If prices remain below $45/b, producers will most likely decrease drilling efforts because of internal rates of return below 20% (light blue bars below) for all plays except the Permian, according to the Platts Well Economic Analyzer. If a typical well within a play averages over a 20% return, it usually leads to a steady increase in new drilling activity within that play. To that point, if prices climb back over $50/b we could expect rig activity to grow since returns would rise above that 20% threshold (dark blue bars below) in the top oil-rich plays: the Permian, STACK, Denver-Julesburg, Eagle Ford and the Bakken.
These are very interesting times in the marketplace. To illustrate the tight trading range, I created the chart below to outline some of WTI’s recent resistance levels, or high price points (green prices), and the support levels, or low prices (red prices). Resistance and support levels provide a trading range and when those levels are tested, the price will either bounce off or break through those barriers — creating a new trading range. As we can see over the last four months, any time WTI has attempted break through the $45-$50/b range it was quickly corrected.

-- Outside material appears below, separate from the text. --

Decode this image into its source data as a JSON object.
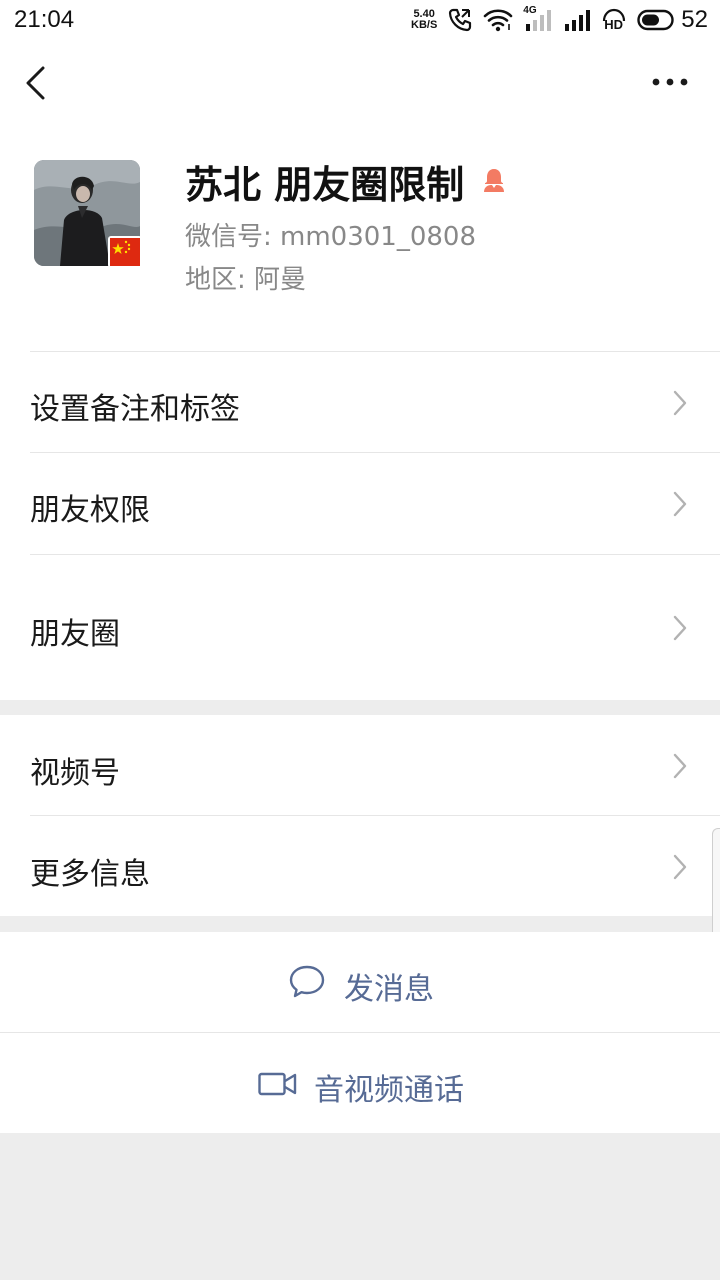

Looking forward, if prices remain between $45-$50/b, we will most likely see rig counts hold at current levels because there isn’t the financial upside to continuing to add rigs at the previous pace of 60/month. If prices rise above $50/b and producers respond by ramping up oil production it would most likely cause the rally to be short-lived. Currently, the S&P Global Platts price forecast for WTI over the second half of 2017 is $44.87/b and the 2018 average only grows to $49.40/b. This means rigs may be stuck in a holding pattern for the next year and half (barring any outside factors).